I have this thing about windows. As we go round here, look: there’s lit windows. And they say to you… just listen to them. I don’t know in words; they have… they want to tell you stories. But they can’t.
The lit ones have stories; there’s one behind each pane. These aren’t places that I belong. I’m out here in the dark, and that’s how it should be. It’s a moth-to-a-flame thing.
I don’t know what else to say. I don’t know what else there is.
The dark windows have stories, but it’s different. They’re windows through. There are things behind them, but they’re different. They reflect other things. Reflect them wrong. Or right, and I see them wrong.
People don’t look; or they look, but they don’t see. They’re just glass. They’re all different. The dark ones higher up can be different. You’re less significant to them. The ground-floor ones are more… immediate. More dangerous.

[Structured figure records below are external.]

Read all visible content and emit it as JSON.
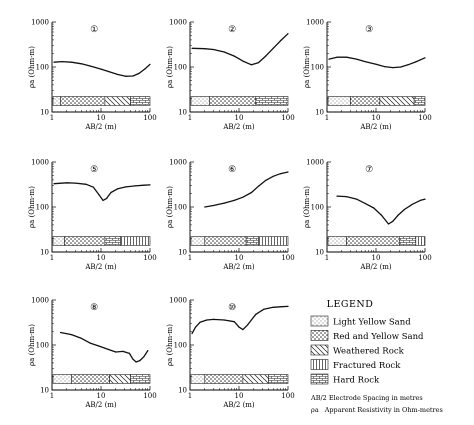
{
  "chart_data": {
    "type": "line",
    "xlabel": "AB/2 (m)",
    "ylabel": "ρa (Ohm-m)",
    "x_scale": "log",
    "y_scale": "log",
    "xlim": [
      1,
      100
    ],
    "ylim": [
      10,
      1000
    ],
    "x_ticks": [
      "1",
      "10",
      "100"
    ],
    "y_ticks": [
      "10",
      "100",
      "1000"
    ],
    "panels": [
      {
        "label": "①",
        "x": [
          1.1,
          1.6,
          2.5,
          4,
          6,
          10,
          15,
          22,
          32,
          45,
          60,
          80,
          100
        ],
        "y": [
          128,
          132,
          128,
          118,
          105,
          90,
          78,
          68,
          62,
          63,
          72,
          92,
          115
        ],
        "layers": [
          [
            "light_yellow_sand",
            1.05,
            1.5
          ],
          [
            "red_yellow_sand",
            1.5,
            12
          ],
          [
            "weathered_rock",
            12,
            40
          ],
          [
            "hard_rock",
            40,
            100
          ]
        ]
      },
      {
        "label": "②",
        "x": [
          1.1,
          2,
          3,
          5,
          8,
          12,
          18,
          25,
          35,
          50,
          70,
          100
        ],
        "y": [
          260,
          255,
          245,
          215,
          175,
          135,
          112,
          125,
          175,
          260,
          380,
          550
        ],
        "layers": [
          [
            "light_yellow_sand",
            1.05,
            2.5
          ],
          [
            "red_yellow_sand",
            2.5,
            22
          ],
          [
            "hard_rock",
            22,
            100
          ]
        ]
      },
      {
        "label": "③",
        "x": [
          1.1,
          1.6,
          2.5,
          4,
          6,
          10,
          15,
          22,
          32,
          45,
          65,
          100
        ],
        "y": [
          150,
          165,
          165,
          150,
          132,
          115,
          102,
          97,
          100,
          112,
          130,
          160
        ],
        "layers": [
          [
            "light_yellow_sand",
            1.05,
            3
          ],
          [
            "red_yellow_sand",
            3,
            12
          ],
          [
            "weathered_rock",
            12,
            60
          ],
          [
            "hard_rock",
            60,
            100
          ]
        ]
      },
      {
        "label": "⑤",
        "x": [
          1.1,
          2,
          3,
          5,
          7,
          9,
          11,
          13,
          16,
          22,
          32,
          50,
          75,
          100
        ],
        "y": [
          330,
          345,
          340,
          320,
          275,
          190,
          140,
          155,
          210,
          255,
          280,
          295,
          305,
          310
        ],
        "layers": [
          [
            "light_yellow_sand",
            1.05,
            1.8
          ],
          [
            "red_yellow_sand",
            1.8,
            12
          ],
          [
            "hard_rock",
            12,
            25
          ],
          [
            "fractured_rock",
            25,
            100
          ]
        ]
      },
      {
        "label": "⑥",
        "x": [
          2,
          3,
          5,
          8,
          12,
          18,
          25,
          35,
          50,
          70,
          100
        ],
        "y": [
          100,
          108,
          122,
          140,
          165,
          210,
          290,
          390,
          480,
          550,
          600
        ],
        "layers": [
          [
            "light_yellow_sand",
            1.05,
            2
          ],
          [
            "red_yellow_sand",
            2,
            14
          ],
          [
            "hard_rock",
            14,
            25
          ],
          [
            "fractured_rock",
            25,
            100
          ]
        ]
      },
      {
        "label": "⑦",
        "x": [
          1.6,
          2.5,
          4,
          6,
          9,
          13,
          18,
          22,
          28,
          38,
          55,
          80,
          100
        ],
        "y": [
          175,
          170,
          150,
          120,
          95,
          65,
          42,
          48,
          65,
          88,
          115,
          140,
          150
        ],
        "layers": [
          [
            "light_yellow_sand",
            1.05,
            2.5
          ],
          [
            "red_yellow_sand",
            2.5,
            30
          ],
          [
            "hard_rock",
            30,
            65
          ],
          [
            "fractured_rock",
            65,
            100
          ]
        ]
      },
      {
        "label": "⑧",
        "x": [
          1.5,
          2.5,
          4,
          6,
          9,
          14,
          20,
          28,
          38,
          45,
          52,
          62,
          75,
          90
        ],
        "y": [
          190,
          170,
          140,
          110,
          95,
          80,
          70,
          72,
          65,
          48,
          42,
          45,
          55,
          75
        ],
        "layers": [
          [
            "light_yellow_sand",
            1.05,
            2.5
          ],
          [
            "red_yellow_sand",
            2.5,
            15
          ],
          [
            "weathered_rock",
            15,
            40
          ],
          [
            "hard_rock",
            40,
            100
          ]
        ]
      },
      {
        "label": "⑩",
        "x": [
          1.1,
          1.3,
          1.6,
          2.2,
          3,
          5,
          8,
          10,
          12,
          15,
          22,
          32,
          50,
          75,
          100
        ],
        "y": [
          180,
          250,
          320,
          360,
          370,
          360,
          330,
          250,
          220,
          280,
          480,
          620,
          690,
          710,
          720
        ],
        "layers": [
          [
            "light_yellow_sand",
            1.05,
            2
          ],
          [
            "red_yellow_sand",
            2,
            12
          ],
          [
            "weathered_rock",
            12,
            40
          ],
          [
            "hard_rock",
            40,
            100
          ]
        ]
      }
    ]
  },
  "legend": {
    "title": "LEGEND",
    "items": [
      {
        "key": "light_yellow_sand",
        "label": "Light Yellow Sand"
      },
      {
        "key": "red_yellow_sand",
        "label": "Red and Yellow Sand"
      },
      {
        "key": "weathered_rock",
        "label": "Weathered Rock"
      },
      {
        "key": "fractured_rock",
        "label": "Fractured Rock"
      },
      {
        "key": "hard_rock",
        "label": "Hard Rock"
      }
    ],
    "note1": "AB/2  Electrode Spacing in metres",
    "note2_symbol": "ρa",
    "note2_text": "Apparent Resistivity in Ohm-metres"
  }
}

That big tower could be offices or houses. It radiated something. I just don’t know what. I know what it feels like. It’s eighteen things at once. It’s disjointed, confusing, frightening, familiar, and in a way comforting. And it’s old.
I can see younger versions of me. Not in the windows: I’ve drifted.
It’s persistent; constant. It’s all the time. Underneath everything. It’s where my neuroses come from; my fears. My happy places feel washed out. Places are smoke; reflections in a pane of glass.
I can see myself. I must be about fourteen. And it’sthe real me; the one who should have been. I’m walking along a track; a dirt road beside the Swiss Lake. It must be summer; it’s late afternoon or evening. The light is golden. I can see myself walking; standing… and nothing happens. It’s not what happens; it’s how I feel. I remember it, but I was never that person. But still, I remember.
There’re lots of these little freeze-frames. The feeling is always there, at those times. It feels all those things: dark, and scary, and familiar all at the same time. I can feel it at the moment; it’s strong at dusk. There’s still light in the sky, and the glass reflects it. The street lights are only a low ceiling; a layer that keeps off the gathering dark above.
But the streetlights do their own thing: they create shadows where daylight wouldn’t.
And I don’t know if it’s really the light in the windows, or the darkness I’m looking at it from.